A Samhain offering
The day dawns grey and wet, the woods opposite flare orange in momentary defiance of leaden skies. A small tornado of leaves whips through the brooding morning towards me. The early light belies the darkening days. It is the last day of October.
It has been grey and damp all week, but I have been gardening in fits and starts, between half term activities fit for a pandemic, between rain showers and sometimes through them as despite - or perhaps because of - the clouds sweeping regularly overhead, it has been mild. Things flower unseasonably; foxgloves make an appearance, pastel pinks out of place in autumn’s fiery palette, the red of the callistemon at least more fitting. As disorientating as the seasonal jet lag from last weekend’s clock change.

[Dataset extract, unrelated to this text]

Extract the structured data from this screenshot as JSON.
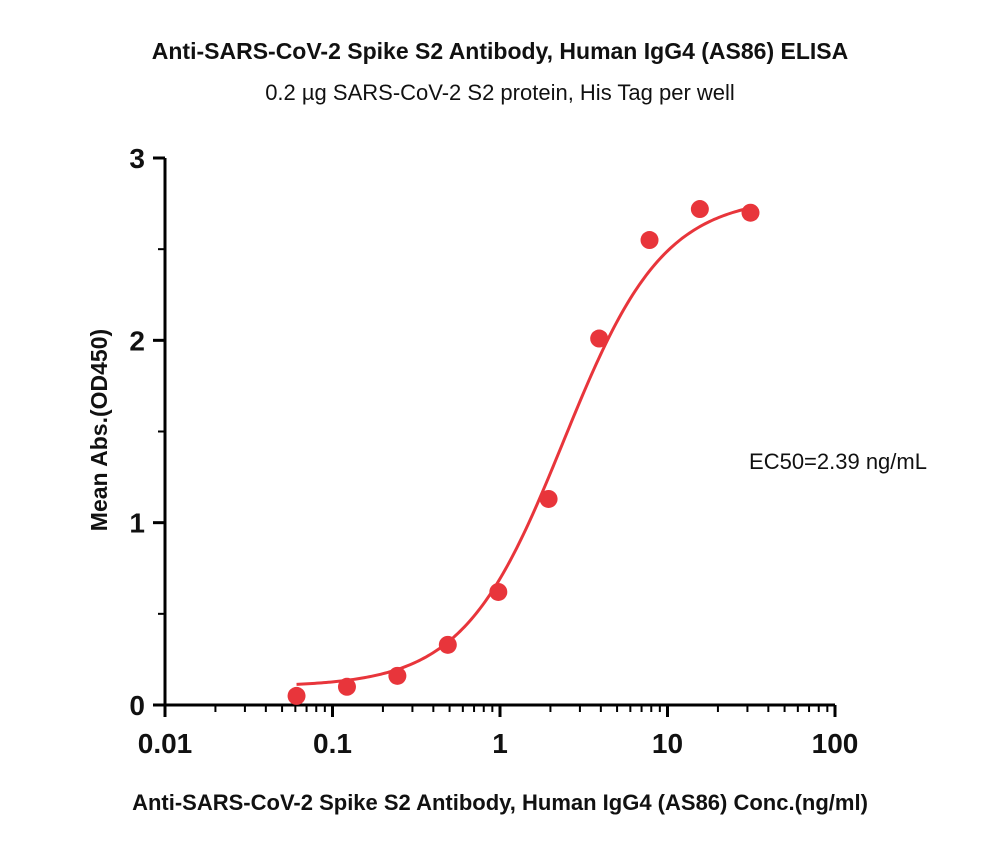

Death is everywhere. A tide of leaves covers the garden like the second coming of the pandemic wave. I feel the sadness of each life lost like the leaves fallen in their daily hundreds. Every sweep of my broom to clear our path a prayer. I clear one bed of leaf fall & dying annuals so that I may tend to the perennials. Plants uprooted to more suitable locations, new ones moved into their place, space revealed for next spring’s bulbs. I am ambivalent about autumn tidying, but in this spot it gladdens me. This soil that was claggy clay last winter, baked to cracked unyielding bricks of dust in the dry spring is now soft and dark, delicious to dig. Last autumn’s death, mulched, this summer’s vivid life. Change, though deeply buried and mostly unseen, is happening.

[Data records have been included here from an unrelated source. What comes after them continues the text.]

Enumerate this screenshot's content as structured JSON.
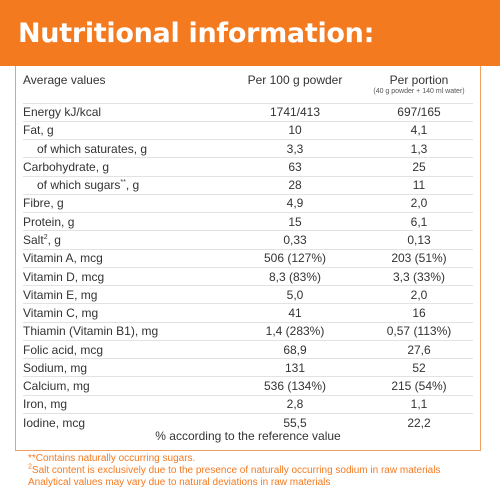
{
  "title": "Nutritional information:",
  "table": {
    "headers": {
      "name": "Average values",
      "per100": "Per 100 g powder",
      "portion": "Per portion",
      "portion_sub": "(40 g powder + 140 ml water)"
    },
    "rows": [
      {
        "name": "Energy kJ/kcal",
        "per100": "1741/413",
        "portion": "697/165"
      },
      {
        "name": "Fat, g",
        "per100": "10",
        "portion": "4,1"
      },
      {
        "name": "of which saturates, g",
        "per100": "3,3",
        "portion": "1,3"
      },
      {
        "name": "Carbohydrate, g",
        "per100": "63",
        "portion": "25"
      },
      {
        "name": "of which sugars",
        "sup": "**",
        "name_suffix": ", g",
        "per100": "28",
        "portion": "11"
      },
      {
        "name": "Fibre, g",
        "per100": "4,9",
        "portion": "2,0"
      },
      {
        "name": "Protein, g",
        "per100": "15",
        "portion": "6,1"
      },
      {
        "name": "Salt",
        "sup": "2",
        "name_suffix": ", g",
        "per100": "0,33",
        "portion": "0,13"
      },
      {
        "name": "Vitamin A, mcg",
        "per100": "506 (127%)",
        "portion": "203 (51%)"
      },
      {
        "name": "Vitamin D, mcg",
        "per100": "8,3 (83%)",
        "portion": "3,3 (33%)"
      },
      {
        "name": "Vitamin E, mg",
        "per100": "5,0",
        "portion": "2,0"
      },
      {
        "name": "Vitamin C, mg",
        "per100": "41",
        "portion": "16"
      },
      {
        "name": "Thiamin (Vitamin B1), mg",
        "per100": "1,4 (283%)",
        "portion": "0,57 (113%)"
      },
      {
        "name": "Folic acid, mcg",
        "per100": "68,9",
        "portion": "27,6"
      },
      {
        "name": "Sodium, mg",
        "per100": "131",
        "portion": "52"
      },
      {
        "name": "Calcium, mg",
        "per100": "536 (134%)",
        "portion": "215 (54%)"
      },
      {
        "name": "Iron, mg",
        "per100": "2,8",
        "portion": "1,1"
      },
      {
        "name": "Iodine, mcg",
        "per100": "55,5",
        "portion": "22,2"
      }
    ]
  },
  "reference_note": "% according to the reference value",
  "footnotes": {
    "sugars": "**Contains naturally occurring sugars.",
    "salt_sup": "2",
    "salt": "Salt content is exclusively due to the presence of naturally occurring sodium in raw materials",
    "analytical": "Analytical values may vary due to natural deviations in raw materials"
  },
  "colors": {
    "accent": "#f47a20",
    "text": "#333333"
  }
}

I notice the cyclamen bought for a previous winter display on a different doorstep, hopefully planted out in a bed last winter. Disappointingly, it seemed to die back almost immediately, but here it is, rising again on this day when we mark our dead. So much has died in this last year, not least our old way of life. In my grief still I wonder what may yet rise hopeful in a new form.
Life is everywhere. Mushrooms of all kinds gleam forth from nooks and crannies of the garden, the dark and damp their ideal. We exclaim over them, try to figure out who they are in this brief moment of their blooming, remember their transformative power. The circle is closed, death life's renewal.

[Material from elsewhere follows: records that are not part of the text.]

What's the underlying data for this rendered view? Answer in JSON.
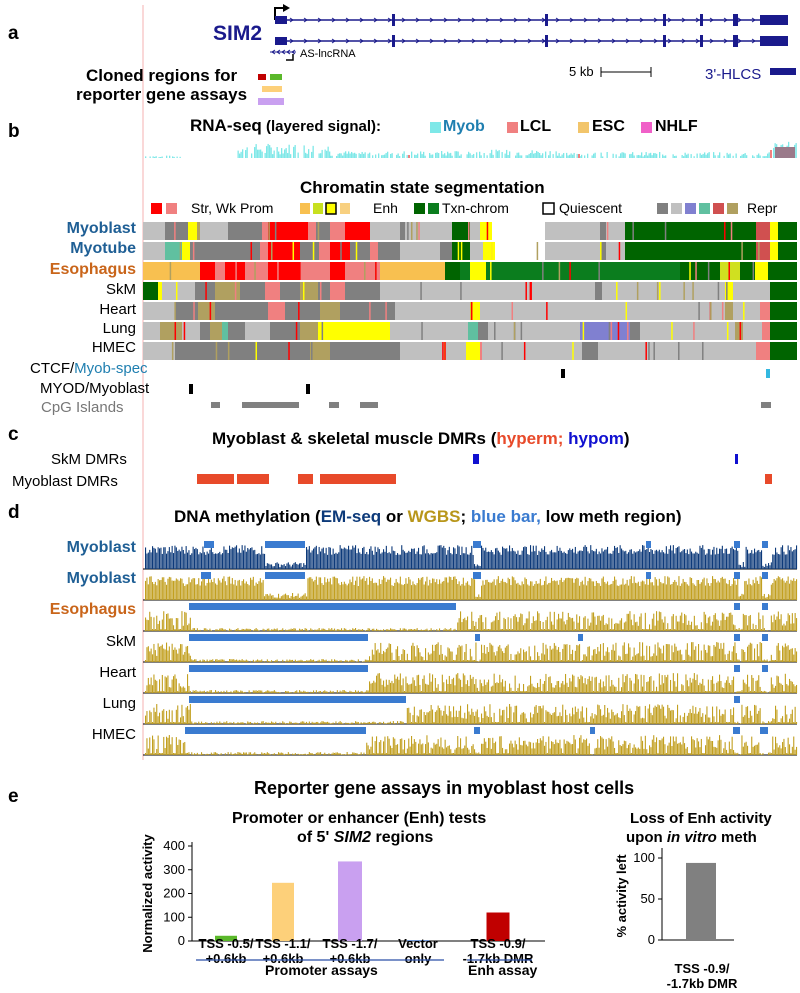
{
  "colors": {
    "gene_blue": "#1a1a8c",
    "myob_cyan": "#7ee8e8",
    "lcl_salmon": "#f08080",
    "esc_tan": "#f2c56b",
    "nhlf_pink": "#f060c8",
    "strong_prom": "#ff0000",
    "weak_prom": "#f08080",
    "enh_orange": "#f8c050",
    "enh_yellow": "#ffff00",
    "txn_dark": "#006400",
    "txn_green": "#0b7d1e",
    "quiescent": "#c8c8c8",
    "repr_gray": "#808080",
    "dmr_red": "#e84a2a",
    "dmr_blue": "#1010d0",
    "emseq_navy": "#0d3a7a",
    "wgbs_gold": "#c2a020",
    "lowmeth_blue": "#3a7bd0"
  },
  "panel_a": {
    "letter": "a",
    "gene_name": "SIM2",
    "as_lncrna": "AS-lncRNA",
    "cloned_title_1": "Cloned regions for",
    "cloned_title_2": "reporter gene assays",
    "scale_label": "5 kb",
    "hlcs_label": "3'-HLCS"
  },
  "panel_b": {
    "letter": "b",
    "rnaseq_title_bold": "RNA-seq",
    "rnaseq_title_rest": " (layered signal):",
    "rnaseq_legend": [
      {
        "label": "Myob",
        "color": "#7ee8e8",
        "text_color": "#1f7fb0"
      },
      {
        "label": "LCL",
        "color": "#f08080",
        "text_color": "#000"
      },
      {
        "label": "ESC",
        "color": "#f2c56b",
        "text_color": "#000"
      },
      {
        "label": "NHLF",
        "color": "#f060c8",
        "text_color": "#000"
      }
    ],
    "chromatin_title": "Chromatin state segmentation",
    "legend_prom": "Str, Wk Prom",
    "legend_enh": "Enh",
    "legend_txn": "Txn-chrom",
    "legend_quies": "Quiescent",
    "legend_repr": "Repr",
    "tracks": [
      "Myoblast",
      "Myotube",
      "Esophagus",
      "SkM",
      "Heart",
      "Lung",
      "HMEC"
    ],
    "ctcf_label_a": "CTCF/",
    "ctcf_label_b": "Myob-spec",
    "myod_label": "MYOD/Myoblast",
    "cpg_label": "CpG Islands"
  },
  "panel_c": {
    "letter": "c",
    "title_main": "Myoblast & skeletal muscle DMRs (",
    "title_hyper": "hyperm;",
    "title_hypo": " hypom",
    "title_close": ")",
    "skm_label": "SkM DMRs",
    "myob_label": "Myoblast DMRs"
  },
  "panel_d": {
    "letter": "d",
    "title_1": "DNA methylation (",
    "title_emseq": "EM-seq",
    "title_or": " or ",
    "title_wgbs": "WGBS",
    "title_semi": "; ",
    "title_bluebar": "blue bar,",
    "title_rest": " low meth region)",
    "tracks": [
      "Myoblast",
      "Myoblast",
      "Esophagus",
      "SkM",
      "Heart",
      "Lung",
      "HMEC"
    ]
  },
  "panel_e": {
    "letter": "e",
    "title": "Reporter gene assays in myoblast host cells",
    "sub_title_1": "Promoter or enhancer (Enh) tests",
    "sub_title_2a": "of 5' ",
    "sub_title_2b": "SIM2",
    "sub_title_2c": " regions",
    "ylabel": "Normalized activity",
    "right_title_1": "Loss of Enh activity",
    "right_title_2a": "upon ",
    "right_title_2b": "in vitro",
    "right_title_2c": " meth",
    "right_ylabel": "% activity left",
    "promoter_assays_label": "Promoter assays",
    "enh_assay_label": "Enh assay"
  },
  "chart_data": [
    {
      "type": "bar",
      "title": "Promoter or enhancer (Enh) tests of 5' SIM2 regions",
      "xlabel": "",
      "ylabel": "Normalized activity",
      "ylim": [
        0,
        400
      ],
      "yticks": [
        "0",
        "100",
        "200",
        "300",
        "400"
      ],
      "categories": [
        "TSS -0.5/ +0.6 kb",
        "TSS -1.1/ +0.6 kb",
        "TSS -1.7/ +0.6 kb",
        "Vector only",
        "TSS -0.9/ -1.7 kb DMR"
      ],
      "values": [
        22,
        245,
        335,
        3,
        120
      ],
      "bar_colors": [
        "#5ab82a",
        "#fdd07a",
        "#c9a0f0",
        "#3a70c8",
        "#c00000"
      ]
    },
    {
      "type": "bar",
      "title": "Loss of Enh activity upon in vitro meth",
      "xlabel": "",
      "ylabel": "% activity left",
      "ylim": [
        0,
        100
      ],
      "yticks": [
        "0",
        "50",
        "100"
      ],
      "categories": [
        "TSS -0.9/ -1.7 kb DMR"
      ],
      "values": [
        94
      ],
      "bar_colors": [
        "#808080"
      ]
    }
  ]
}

Tomorrow is All Soul’s Day in the tradition of my childhood. A day when we would visit the graves of our ancestors, tidy them, bring offerings. The village street sweeper tells me a tale of his ancestor who once lived in our house, who drowned herself in the brook not far away. I read the news of impending lockdown, think of her despair in this moment of our own, tidy leaves from the stream that runs into the brook, make an offering. We carve pumpkins, tell tales of lives past by candlelight, leave sweet offerings by the front door for those who might seek them. We walk in the woods by the light of the full moon, listen to the rising laughter of children meet the curious calls of owls close overhead. Sweet offerings to life.